La cuisine saint-lucienne à Marigot Bay met en valeur l'héritage créole de l'île avec sophistication. La figue verte (banane verte) et le poisson salé — le plat national — se dressent aux côtés des incontournables caribéens tels que les bananes plantains frites, le fruit à pain et la soupe de callaloo. Le dorado, le vivaneau et le homard fraîchement pêchés sont préparés avec des assaisonnements créoles — thym, feuille de laurier, piment Scotch bonnet et épices locales — qui confèrent à la cuisine saint-lucienne sa chaleur distinctive. Les restaurants en bord de mer de la baie varient des bars de plage décontractés servant du punch au rhum et du poisson grillé à des établissements plus raffinés où les traditions culinaires franco-caribéennes (révélant l'héritage colonial dual de Sainte-Lucie) produisent des plats sophistiqués qui rivalisent avec tout ce que l'on peut trouver sur l'île.
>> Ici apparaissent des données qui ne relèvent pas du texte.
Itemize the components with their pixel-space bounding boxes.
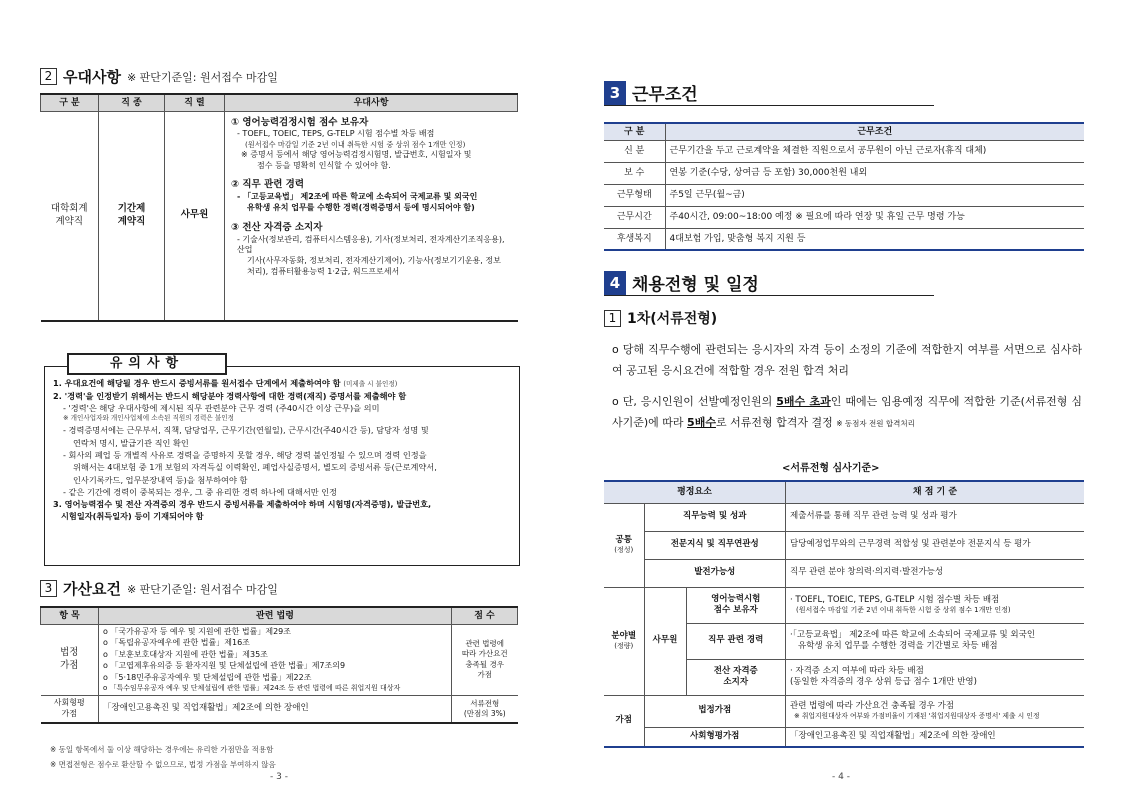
section-note: ※ 판단기준일: 원서접수 마감일 bbox=[126, 70, 278, 84]
notice-line: 1. 우대요건에 해당될 경우 반드시 증빙서류를 원서접수 단계에서 제출하여야 함 (미제출 시 불인정) bbox=[53, 378, 398, 388]
pref-block-title: ① 영어능력검정시험 점수 보유자 bbox=[231, 116, 369, 128]
group-label: 분야별 (정량) bbox=[604, 587, 644, 695]
section-bonus-header bbox=[40, 578, 278, 599]
notice-line: - '경력'은 해당 우대사항에 제시된 직무 관련분야 근무 경력 (주40시간 이상 근무)을 의미 bbox=[63, 403, 380, 414]
criteria-item: 직무 관련 경력 bbox=[686, 623, 785, 659]
criteria-desc: · TOEFL, TOEIC, TEPS, G-TELP 시험 점수별 차등 배점 (원서접수 마감일 기준 2년 이내 취득한 시험 중 상위 점수 1개만 인정) bbox=[785, 587, 1084, 623]
col-header: 점 수 bbox=[452, 607, 518, 624]
work-conditions-table bbox=[604, 122, 1084, 251]
criteria-item: 발전가능성 bbox=[644, 559, 785, 587]
job-type-cell: 기간제 계약직 bbox=[99, 111, 165, 321]
col-header: 직 렬 bbox=[165, 94, 225, 111]
notice-line: 위해서는 4대보험 중 1개 보험의 자격득실 이력확인, 폐업사실증명서, 별도의 증빙서류 등(근로계약서, bbox=[73, 462, 437, 473]
section-preference-header bbox=[40, 66, 278, 87]
criteria-table bbox=[604, 480, 1084, 748]
notice-box bbox=[44, 356, 520, 566]
section-note: ※ 판단기준일: 원서접수 마감일 bbox=[126, 582, 278, 596]
section-title: 채용전형 및 일정 bbox=[632, 275, 759, 295]
row-label: 신 분 bbox=[604, 140, 665, 162]
title-underline bbox=[604, 105, 934, 106]
laws-cell bbox=[99, 624, 452, 695]
criteria-desc: 직무 관련 분야 창의력·의지력·발전가능성 bbox=[785, 559, 1084, 587]
law-line: o 「고엽제후유의증 등 환자지원 및 단체설립에 관한 법률」제7조의9 bbox=[103, 661, 346, 671]
notice-line: ※ 개인사업자와 개인사업체에 소속된 직원의 경력은 불인정 bbox=[63, 414, 234, 423]
law-line: o 「보훈보호대상자 지원에 관한 법률」제35조 bbox=[103, 649, 268, 659]
col-header: 평정요소 bbox=[604, 481, 785, 503]
criteria-caption: <서류전형 심사기준> bbox=[782, 463, 880, 474]
subsection-title: 1차(서류전형) bbox=[627, 311, 718, 327]
paragraph-2: o 단, 응시인원이 선발예정인원의 5배수 초과인 때에는 임용예정 직무에 적합한 기준(서류전형 심사기준)에 따라 5배수로 서류전형 합격자 결정 ※ 동점자 전원 합격처리 bbox=[612, 395, 1082, 429]
score-cell: 관련 법령에 따라 가산요건 충족될 경우 가점 bbox=[452, 624, 518, 695]
group-label: 가점 bbox=[604, 695, 644, 747]
row-label: 후생복지 bbox=[604, 228, 665, 250]
row-value: 4대보험 가입, 맞춤형 복지 지원 등 bbox=[665, 228, 1084, 250]
pref-line: (원서접수 마감일 기준 2년 이내 취득한 시험 중 상위 점수 1개만 인정) bbox=[245, 140, 466, 150]
criteria-desc: 「장애인고용촉진 및 직업재활법」제2조에 의한 장애인 bbox=[785, 727, 1084, 747]
criteria-desc: 관련 법령에 따라 가산요건 충족될 경우 가점 ※ 취업지원대상자 여부와 가점비율이 기재된 '취업지원대상자 증명서' 제출 시 인정 bbox=[785, 695, 1084, 727]
notice-line: 3. 영어능력점수 및 전산 자격증의 경우 반드시 증빙서류를 제출하여야 하며 시험명(자격증명), 발급번호, bbox=[53, 499, 432, 510]
page-number: - 4 - bbox=[832, 772, 850, 782]
law-line: o 「국가유공자 등 예우 및 지원에 관한 법률」제29조 bbox=[103, 626, 291, 636]
notice-line: - 경력증명서에는 근무부서, 직책, 담당업무, 근무기간(연월일), 근무시간(주40시간 등), 담당자 성명 및 bbox=[63, 425, 429, 436]
section-number-box: 3 bbox=[604, 81, 626, 105]
section-title: 근무조건 bbox=[632, 85, 698, 105]
page-number: - 3 - bbox=[270, 772, 288, 782]
notice-title: 유의사항 bbox=[67, 353, 227, 375]
notice-line: - 회사의 폐업 등 개별적 사유로 경력을 증명하지 못할 경우, 해당 경력 불인정될 수 있으며 경력 인정을 bbox=[63, 449, 427, 460]
section-hiring-header bbox=[604, 270, 759, 295]
preference-content-cell bbox=[225, 111, 518, 321]
section-title: 우대사항 bbox=[63, 68, 121, 86]
criteria-desc: ·「고등교육법」 제2조에 따른 학교에 소속되어 국제교류 및 외국인 유학생 유치 업무를 수행한 경력을 기간별로 차등 배점 bbox=[785, 623, 1084, 659]
pref-line: 유학생 유치 업무를 수행한 경력(경력증명서 등에 명시되어야 함) bbox=[247, 203, 475, 213]
row-value: 연봉 기준(수당, 상여금 등 포함) 30,000천원 내외 bbox=[665, 162, 1084, 184]
preference-table bbox=[40, 93, 518, 322]
criteria-item: 직무능력 및 성과 bbox=[644, 503, 785, 531]
law-line: o 「독립유공자예우에 관한 법률」제16조 bbox=[103, 638, 250, 648]
criteria-item: 사회형평가점 bbox=[644, 727, 785, 747]
section-work-header bbox=[604, 80, 698, 105]
page-3 bbox=[0, 0, 560, 793]
subsection-number-box: 1 bbox=[604, 310, 621, 327]
bonus-table bbox=[40, 606, 518, 724]
criteria-desc: · 자격증 소지 여부에 따라 차등 배점 (동일한 자격증의 경우 상위 등급 점수 1개만 반영) bbox=[785, 659, 1084, 695]
law-line: o 「5·18민주유공자예우 및 단체설립에 관한 법률」제22조 bbox=[103, 672, 312, 682]
job-label: 사무원 bbox=[644, 587, 686, 695]
notice-line: - 같은 기간에 경력이 중복되는 경우, 그 중 유리한 경력 하나에 대해서만 인정 bbox=[63, 486, 338, 497]
notice-line: 시험일자(취득일자) 등이 기재되어야 함 bbox=[61, 511, 204, 522]
score-cell: 서류전형 (만점의 3%) bbox=[452, 695, 518, 723]
pref-line: 처리), 컴퓨터활용능력 1·2급, 워드프로세서 bbox=[247, 267, 400, 277]
pref-line: - 기술사(정보관리, 컴퓨터시스템응용), 기사(정보처리, 전자계산기조직응용), 산업 bbox=[237, 234, 505, 255]
item-cell: 사회형평 가점 bbox=[41, 695, 99, 723]
pref-line: 기사(사무자동화, 정보처리, 전자계산기제어), 기능사(정보기기운용, 정보 bbox=[247, 256, 501, 266]
pref-line: 점수 등을 명확히 인식할 수 있어야 함. bbox=[257, 160, 391, 170]
law-line: o 「특수임무유공자 예우 및 단체설립에 관한 법률」제24조 등 관련 법령에 따른 취업지원 대상자 bbox=[103, 684, 401, 693]
group-label: 공통 (정성) bbox=[604, 503, 644, 587]
criteria-item: 전산 자격증 소지자 bbox=[686, 659, 785, 695]
col-header: 직 종 bbox=[99, 94, 165, 111]
criteria-item: 영어능력시험 점수 보유자 bbox=[686, 587, 785, 623]
category-cell: 대학회계 계약직 bbox=[41, 111, 99, 321]
col-header: 우대사항 bbox=[225, 94, 518, 111]
row-value: 주5일 근무(월~금) bbox=[665, 184, 1084, 206]
subsection-header bbox=[604, 308, 717, 328]
row-label: 근무시간 bbox=[604, 206, 665, 228]
notice-line: 2. '경력'을 인정받기 위해서는 반드시 해당분야 경력사항에 대한 경력(재직) 증명서를 제출해야 함 bbox=[53, 390, 407, 401]
paragraph-1: o 당해 직무수행에 관련되는 응시자의 자격 등이 소정의 기준에 적합한지 여부를 서면으로 심사하여 공고된 응시요건에 적합할 경우 전원 합격 처리 bbox=[612, 343, 1082, 377]
section-number-box: 2 bbox=[40, 68, 57, 85]
criteria-desc: 제출서류를 통해 직무 관련 능력 및 성과 평가 bbox=[785, 503, 1084, 531]
page-4 bbox=[560, 0, 1121, 793]
col-header: 항 목 bbox=[41, 607, 99, 624]
pref-line: ※ 증명서 등에서 해당 영어능력검정시험명, 발급번호, 시험일자 및 bbox=[241, 149, 472, 159]
section-number-box: 3 bbox=[40, 580, 57, 597]
row-value: 주40시간, 09:00~18:00 예정 ※ 필요에 따라 연장 및 휴일 근무 명령 가능 bbox=[665, 206, 1084, 228]
laws-cell: 「장애인고용촉진 및 직업재활법」제2조에 의한 장애인 bbox=[99, 695, 452, 723]
notice-line: 연락처 명시, 발급기관 직인 확인 bbox=[73, 437, 189, 448]
col-header: 구 분 bbox=[604, 123, 665, 140]
row-label: 보 수 bbox=[604, 162, 665, 184]
footnote: ※ 동일 항목에서 둘 이상 해당하는 경우에는 유리한 가점만을 적용함 bbox=[50, 745, 274, 754]
section-title: 가산요건 bbox=[63, 580, 121, 598]
job-series-cell: 사무원 bbox=[165, 111, 225, 321]
col-header: 구 분 bbox=[41, 94, 99, 111]
item-cell: 법정 가점 bbox=[41, 624, 99, 695]
section-number-box: 4 bbox=[604, 271, 626, 295]
criteria-desc: 담당예정업무와의 근무경력 적합성 및 관련분야 전문지식 등 평가 bbox=[785, 531, 1084, 559]
row-label: 근무형태 bbox=[604, 184, 665, 206]
col-header: 근무조건 bbox=[665, 123, 1084, 140]
title-underline bbox=[604, 295, 934, 296]
row-value: 근무기간을 두고 근로계약을 체결한 직원으로서 공무원이 아닌 근로자(휴직 대체) bbox=[665, 140, 1084, 162]
pref-line: - TOEFL, TOEIC, TEPS, G-TELP 시험 점수별 차등 배점 bbox=[237, 129, 435, 139]
criteria-item: 전문지식 및 직무연관성 bbox=[644, 531, 785, 559]
notice-line: 인사기록카드, 업무분장내역 등)을 첨부하여야 함 bbox=[73, 474, 248, 485]
pref-line: - 「고등교육법」 제2조에 따른 학교에 소속되어 국제교류 및 외국인 bbox=[237, 192, 478, 202]
criteria-item: 법정가점 bbox=[644, 695, 785, 727]
col-header: 관련 법령 bbox=[99, 607, 452, 624]
pref-block-title: ③ 전산 자격증 소지자 bbox=[231, 221, 323, 233]
pref-block-title: ② 직무 관련 경력 bbox=[231, 179, 305, 191]
footnote: ※ 면접전형은 점수로 환산할 수 없으므로, 법정 가점을 부여하지 않음 bbox=[50, 760, 276, 769]
col-header: 채 점 기 준 bbox=[785, 481, 1084, 503]
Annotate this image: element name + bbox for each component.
Au-delà de la baie, Sainte-Lucie offre des spectacles naturels d'une véritable grandeur. Les Pitons — Gros Piton et Petit Piton, jumeaux volcaniques s'élevant de manière spectaculaire de la mer sur la côte sud-ouest de l'île — sont des sites classés au patrimoine mondial de l'UNESCO et parmi les caractéristiques naturelles les plus emblématiques des Caraïbes. Les sources de soufre de Soufrière, présentées comme le seul "volcan accessible en voiture" au monde, permettent aux visiteurs de déambuler parmi des fumerolles bouillonnantes et des bassins de boue en ébullition. L'intérieur de la forêt tropicale abrite le perroquet de Sainte-Lucie, une espèce en danger, de magnifiques cascades, et des parcours de tyrolienne qui traversent la canopée, offrant des vues exaltantes sur la colonne vertébrale montagneuse de l'île.
La baie de Marigot peut accueillir de plus petits navires de croisière et des yachts de luxe dans sa marina, tandis que les plus grands navires jettent l'ancre au large et font débarquer les passagers par des canots. La baie est située à environ 45 minutes de Castries, la capitale, et à environ 90 minutes des Pitons. Sainte-Lucie bénéficie d'un climat tropical avec une saison sèche de janvier à avril, offrant le soleil le plus fiable et des mers les plus calmes. La saison des ouragans s'étend de juin à novembre, avec septembre et octobre présentant le plus grand risque. La baie de Marigot offre aux voyageurs de croisière une expérience caribéenne intime — une poche de perfection tropicale où la beauté naturelle, la culture créole et les doux rythmes de la vie insulaire convergent dans un cadre d'un charme extraordinaire.